I didn't want to like him, regarding his party as a front organisation for the IRA. But he talks intelligent, patriotic sense.

I
asked him why people who had fought so hard for independence, and gone
to war over the wording of a treaty, now seemed ready to give that same
independence away again and leave a far more important treaty unread.

He
says people don't realise how much the EU menaces their liberties
because it has crept up on them. 'They started on the soft stuff and
only now are they getting to the sovereignty issues.'

He
points out sarcastically that the mainstream parties all go on about
how much the EU has done for equality. 'Why could we not have done that
ourselves if we wanted it?

Were we so stupid and backward that we needed the enlightened Europeans to tell us what to do?'

Forde
also suspects that many Irish leaders have deliberately courted the EU
to annoy Britain and rejects the idea that Ireland should be grateful
for what it has got. What about the future?

'If it
doesn't work out and we end up as an economic backwater on the edge of
Europe, our children are not going to thank me for voting Yes.'

I
don't know how this vote will go. The polls say that the Yes campaign
is winning, but they said the same thing at this stage in the campaign
over the Nice treaty and that went the other way.

Declan
Ganley's intervention has upset a lot of calculations, and as another
No campaigner said to me: 'When all the fat-cat politicians are agreed
on something, surely you'd think that people would smell a rat?'

Well,
I hope they do because if Ireland votes No it will hurl a small but
dangerous spanner into the whirling, roaring innards of the European
project, possibly causing an uncontrolled explosion of bile, rage and
frustration that will not make it any easier to persuade Ireland to do
as it is told.

What concessions can the EU bosses give that will make a difference? In reality, none.

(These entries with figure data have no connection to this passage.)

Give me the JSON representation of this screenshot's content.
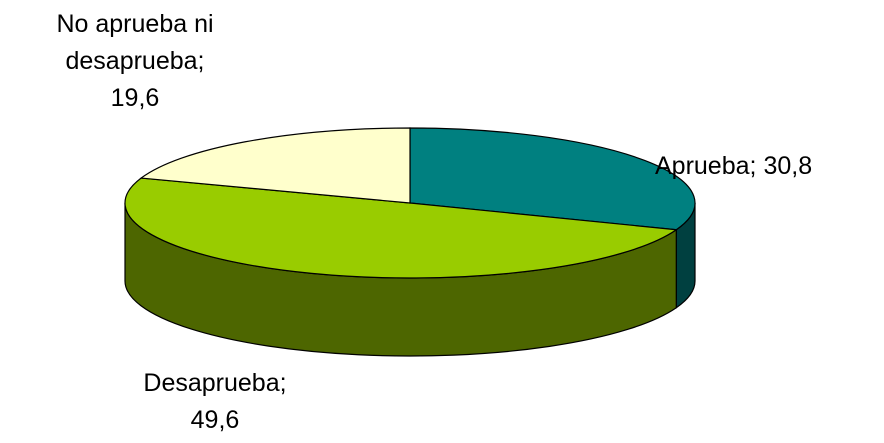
{
  "chart_data": {
    "type": "pie3d",
    "categories": [
      "Aprueba",
      "Desaprueba",
      "No aprueba ni desaprueba"
    ],
    "values": [
      30.8,
      49.6,
      19.6
    ],
    "value_labels": [
      "30,8",
      "49,6",
      "19,6"
    ],
    "label_separator": ";",
    "colors": [
      "#008080",
      "#99cc00",
      "#ffffcc"
    ]
  }
}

Can they abandon the treaty? Not without abandoning the whole scheme for 'ever greater union'.

Can they allow others to do the same? I don't think so.

It
would be pleasing to think that the courageous, resourceful and
determined Irish people, whose unembarrassed love of their country puts
us to shame, could unhorse the mighty European empire, as they once
humbled ours.

But, since the last thing the No campaigners need is a British voice on their side, I wouldn't dream of saying so.